Genome-wide association (GWA) studies of colorectal cancer (CRC) have successfully replicated several susceptibility loci in populations of European ancestry. Most of the statistically associated tag SNPs do not correlate with any coding variants suggesting that the underlying functional variants responsible for the associations likely impact regulatory regions. Advancing basic research and translating GWAS findings into clinical benefit will be facilitated by identifying causal variants and their associated biological mechanism.

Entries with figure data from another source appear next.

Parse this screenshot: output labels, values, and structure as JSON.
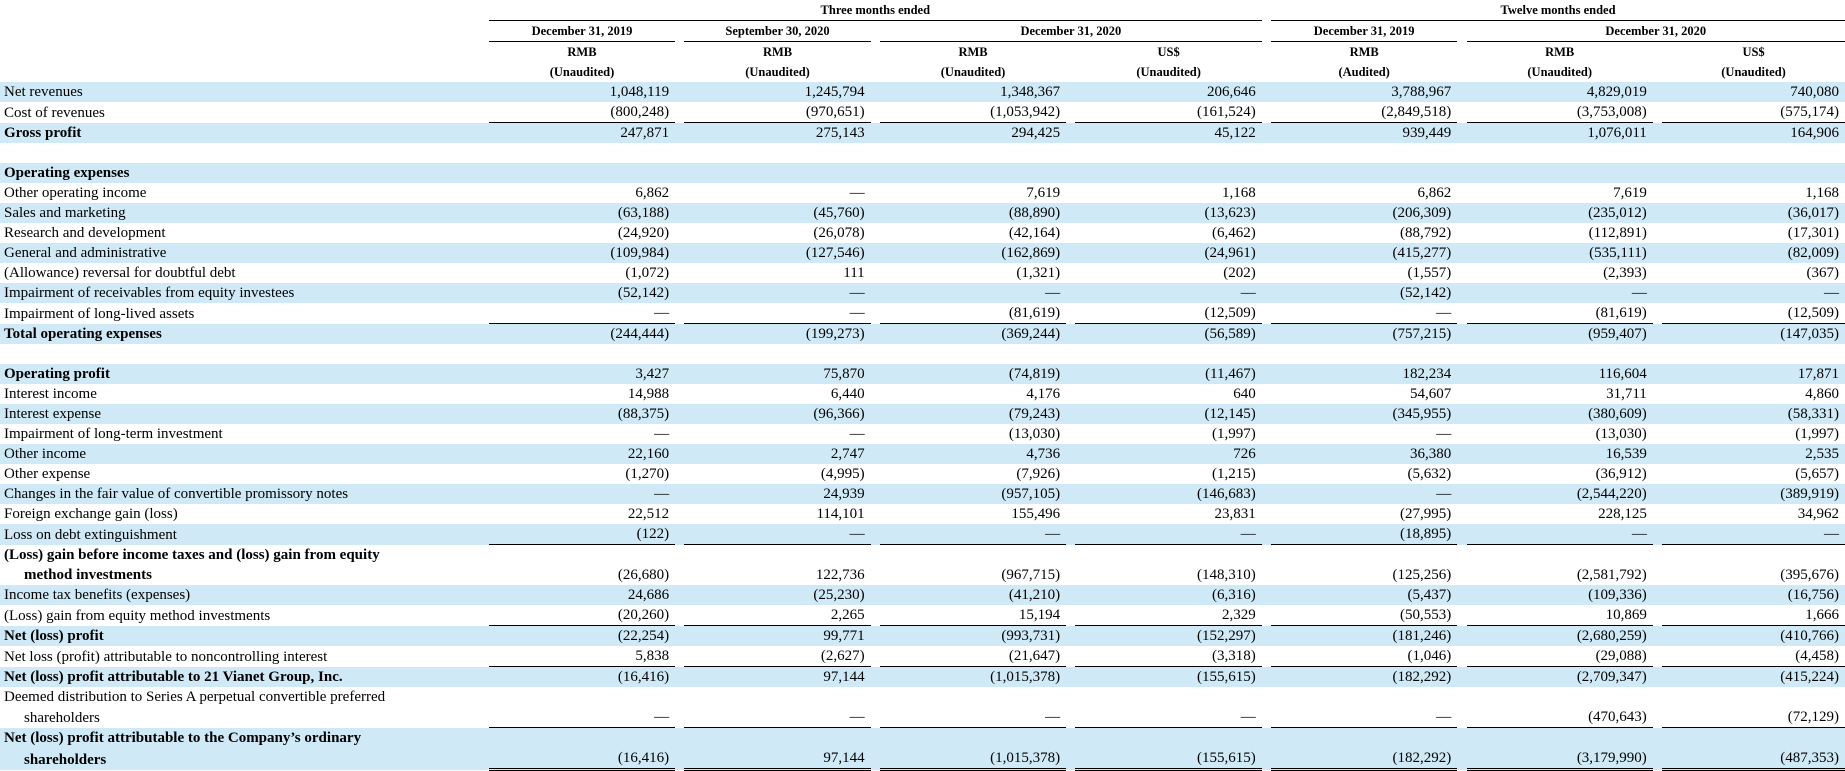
{
  "header": {
    "group_three": "Three months ended",
    "group_twelve": "Twelve months ended",
    "date_dec2019": "December 31, 2019",
    "date_sep2020": "September 30, 2020",
    "date_dec2020": "December 31, 2020",
    "columns": [
      {
        "currency": "RMB",
        "status": "(Unaudited)"
      },
      {
        "currency": "RMB",
        "status": "(Unaudited)"
      },
      {
        "currency": "RMB",
        "status": "(Unaudited)"
      },
      {
        "currency": "US$",
        "status": "(Unaudited)"
      },
      {
        "currency": "RMB",
        "status": "(Audited)"
      },
      {
        "currency": "RMB",
        "status": "(Unaudited)"
      },
      {
        "currency": "US$",
        "status": "(Unaudited)"
      }
    ]
  },
  "rows": [
    {
      "label": "Net revenues",
      "values": [
        "1,048,119",
        "1,245,794",
        "1,348,367",
        "206,646",
        "3,788,967",
        "4,829,019",
        "740,080"
      ],
      "shade": true
    },
    {
      "label": "Cost of revenues",
      "values": [
        "(800,248)",
        "(970,651)",
        "(1,053,942)",
        "(161,524)",
        "(2,849,518)",
        "(3,753,008)",
        "(575,174)"
      ],
      "underline": true
    },
    {
      "label": "Gross profit",
      "values": [
        "247,871",
        "275,143",
        "294,425",
        "45,122",
        "939,449",
        "1,076,011",
        "164,906"
      ],
      "bold": true,
      "shade": true
    },
    {
      "spacer": true
    },
    {
      "label": "Operating expenses",
      "values": [
        "",
        "",
        "",
        "",
        "",
        "",
        ""
      ],
      "bold": true,
      "shade": true
    },
    {
      "label": "Other operating income",
      "values": [
        "6,862",
        "—",
        "7,619",
        "1,168",
        "6,862",
        "7,619",
        "1,168"
      ]
    },
    {
      "label": "Sales and marketing",
      "values": [
        "(63,188)",
        "(45,760)",
        "(88,890)",
        "(13,623)",
        "(206,309)",
        "(235,012)",
        "(36,017)"
      ],
      "shade": true
    },
    {
      "label": "Research and development",
      "values": [
        "(24,920)",
        "(26,078)",
        "(42,164)",
        "(6,462)",
        "(88,792)",
        "(112,891)",
        "(17,301)"
      ]
    },
    {
      "label": "General and administrative",
      "values": [
        "(109,984)",
        "(127,546)",
        "(162,869)",
        "(24,961)",
        "(415,277)",
        "(535,111)",
        "(82,009)"
      ],
      "shade": true
    },
    {
      "label": "(Allowance) reversal for doubtful debt",
      "values": [
        "(1,072)",
        "111",
        "(1,321)",
        "(202)",
        "(1,557)",
        "(2,393)",
        "(367)"
      ]
    },
    {
      "label": "Impairment of receivables from equity investees",
      "values": [
        "(52,142)",
        "—",
        "—",
        "—",
        "(52,142)",
        "—",
        "—"
      ],
      "shade": true
    },
    {
      "label": "Impairment of long-lived assets",
      "values": [
        "—",
        "—",
        "(81,619)",
        "(12,509)",
        "—",
        "(81,619)",
        "(12,509)"
      ],
      "underline": true
    },
    {
      "label": "Total operating expenses",
      "values": [
        "(244,444)",
        "(199,273)",
        "(369,244)",
        "(56,589)",
        "(757,215)",
        "(959,407)",
        "(147,035)"
      ],
      "bold": true,
      "shade": true
    },
    {
      "spacer": true
    },
    {
      "label": "Operating profit",
      "values": [
        "3,427",
        "75,870",
        "(74,819)",
        "(11,467)",
        "182,234",
        "116,604",
        "17,871"
      ],
      "bold": true,
      "shade": true
    },
    {
      "label": "Interest income",
      "values": [
        "14,988",
        "6,440",
        "4,176",
        "640",
        "54,607",
        "31,711",
        "4,860"
      ]
    },
    {
      "label": "Interest expense",
      "values": [
        "(88,375)",
        "(96,366)",
        "(79,243)",
        "(12,145)",
        "(345,955)",
        "(380,609)",
        "(58,331)"
      ],
      "shade": true
    },
    {
      "label": "Impairment of long-term investment",
      "values": [
        "—",
        "—",
        "(13,030)",
        "(1,997)",
        "—",
        "(13,030)",
        "(1,997)"
      ]
    },
    {
      "label": "Other income",
      "values": [
        "22,160",
        "2,747",
        "4,736",
        "726",
        "36,380",
        "16,539",
        "2,535"
      ],
      "shade": true
    },
    {
      "label": "Other expense",
      "values": [
        "(1,270)",
        "(4,995)",
        "(7,926)",
        "(1,215)",
        "(5,632)",
        "(36,912)",
        "(5,657)"
      ]
    },
    {
      "label": "Changes in the fair value of convertible promissory notes",
      "values": [
        "—",
        "24,939",
        "(957,105)",
        "(146,683)",
        "—",
        "(2,544,220)",
        "(389,919)"
      ],
      "shade": true
    },
    {
      "label": "Foreign exchange gain (loss)",
      "values": [
        "22,512",
        "114,101",
        "155,496",
        "23,831",
        "(27,995)",
        "228,125",
        "34,962"
      ]
    },
    {
      "label": "Loss on debt extinguishment",
      "values": [
        "(122)",
        "—",
        "—",
        "—",
        "(18,895)",
        "—",
        "—"
      ],
      "shade": true,
      "underline": true
    },
    {
      "label": "(Loss) gain before income taxes and (loss) gain from equity",
      "values": [
        "",
        "",
        "",
        "",
        "",
        "",
        ""
      ],
      "bold": true
    },
    {
      "label": "method investments",
      "values": [
        "(26,680)",
        "122,736",
        "(967,715)",
        "(148,310)",
        "(125,256)",
        "(2,581,792)",
        "(395,676)"
      ],
      "bold": true,
      "indent": true
    },
    {
      "label": "Income tax benefits (expenses)",
      "values": [
        "24,686",
        "(25,230)",
        "(41,210)",
        "(6,316)",
        "(5,437)",
        "(109,336)",
        "(16,756)"
      ],
      "shade": true
    },
    {
      "label": "(Loss) gain from equity method investments",
      "values": [
        "(20,260)",
        "2,265",
        "15,194",
        "2,329",
        "(50,553)",
        "10,869",
        "1,666"
      ],
      "underline": true
    },
    {
      "label": "Net (loss) profit",
      "values": [
        "(22,254)",
        "99,771",
        "(993,731)",
        "(152,297)",
        "(181,246)",
        "(2,680,259)",
        "(410,766)"
      ],
      "bold": true,
      "shade": true
    },
    {
      "label": "Net loss (profit) attributable to noncontrolling interest",
      "values": [
        "5,838",
        "(2,627)",
        "(21,647)",
        "(3,318)",
        "(1,046)",
        "(29,088)",
        "(4,458)"
      ],
      "underline": true
    },
    {
      "label": "Net (loss) profit attributable to 21 Vianet Group, Inc.",
      "values": [
        "(16,416)",
        "97,144",
        "(1,015,378)",
        "(155,615)",
        "(182,292)",
        "(2,709,347)",
        "(415,224)"
      ],
      "bold": true,
      "shade": true
    },
    {
      "label": "Deemed distribution to Series A perpetual convertible preferred",
      "values": [
        "",
        "",
        "",
        "",
        "",
        "",
        ""
      ]
    },
    {
      "label": "shareholders",
      "values": [
        "—",
        "—",
        "—",
        "—",
        "—",
        "(470,643)",
        "(72,129)"
      ],
      "indent": true,
      "underline": true
    },
    {
      "label": "Net (loss) profit attributable to the Company’s ordinary",
      "values": [
        "",
        "",
        "",
        "",
        "",
        "",
        ""
      ],
      "bold": true,
      "shade": true
    },
    {
      "label": "shareholders",
      "values": [
        "(16,416)",
        "97,144",
        "(1,015,378)",
        "(155,615)",
        "(182,292)",
        "(3,179,990)",
        "(487,353)"
      ],
      "bold": true,
      "shade": true,
      "indent": true,
      "double": true
    }
  ]
}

We developed a ‘post-GWAS’ strategy to functionally dissect susceptibility regions that combines in silico prediction of functional alleles with a novel allelic reporter assay to quantify effects on gene expression. Functional predictions were made by compiling a list of correlated SNPs for each published CRC susceptibility loci and annotating each list for potential regulatory evidence consistent with enhancers, promoters, insulators and silencers. Using the UCSC Genome Browser, we aligned each variant with a combined browser view of several ENCODE tracks and compared allelic regions in JASPAR and ConSite to potentially identify variants that alter transcription factor binding sites (TFBS). A transparent overlay of various cell lines in the Histone Modifications Track was used to characterize functional regulation at low resolution. The DNase hypersensitivity track provided a more precise demarcation of the region for plasmid design. Evidence of altered binding sites through ENCODE's ChIP-Seq TFBS track, JASPAR and ConSite helped prioritize variants for further functional analysis. Use of 46-way PhastCons track in the Genome Browser was used as secondary evidence for a regulatory region, but lack of conservation did not rule out a candidate. Priority for in vitro analysis was based on strength of the functional annotation and ability to identify CRC associated genes that could reasonably be regulated by these predicted regulatory elements. Our in silico analysis identified 2 strong candidate SNPs falling in the promoter regions of GREM1 and CDH1, as well as, 4 probable candidates in the putative enhancer regions of CDH1 and BMP2.

In order to test our in silico functional candidates, we designed allelic promoter and enhancer constructs for each candidate variant and inserted them into custom pCI-neo vectors to drive expression of the ZSgreen reporter gene. These plasmids were semi-stably co-transfected into a colon cancer cell line, and after 14 days of growth cells with integrated plasmid were Fluorescence-Activated Cell Sorted into 4 quartiles of ZSgreen expression. To quantify the relative activity of our allelic plasmids, each pool was sequenced with Illumina's high through-put sequencing technology. We tested for statistically significant log fold changes between each cotransfected plasmid. Due to interdependence of signal between alleles we tested differences using a Poisson Generalized Linear Model in a step-wise manner. Blinded modeling of this method revealed that this approach could be used to test at least 24 allelic plasmids simultaneously. Although this study focused on susceptibility loci for CRC, this framework could be extended to rapidly test many functional hypotheses in other complex genetic diseases providing a high throughput approach to gain substantial new insight into the functional effects of GWAS findings.

This proffered talk is also presented as Poster 63.

Citation Format: Stephanie A. Rosse, Christina T. Chen, Orsalem J. Kahsai, Ahmad S. Zebari, Paul W. Livermore Auer, Graham Casey, Ulrike Peters, Christopher S. Carlson. Framework for post-GWAS functional annotation of regulatory regions associated with susceptibility loci for colorectal cancer. [abstract]. In: Proceedings of the AACR Special Conference on Post-GWAS Horizons in Molecular Epidemiology: Digging Deeper into the Environment; 2012 Nov 11-14; Hollywood, FL. Philadelphia (PA): AACR; Cancer Epidemiol Biomarkers Prev 2012;21(11 Suppl):Abstract nr PR3.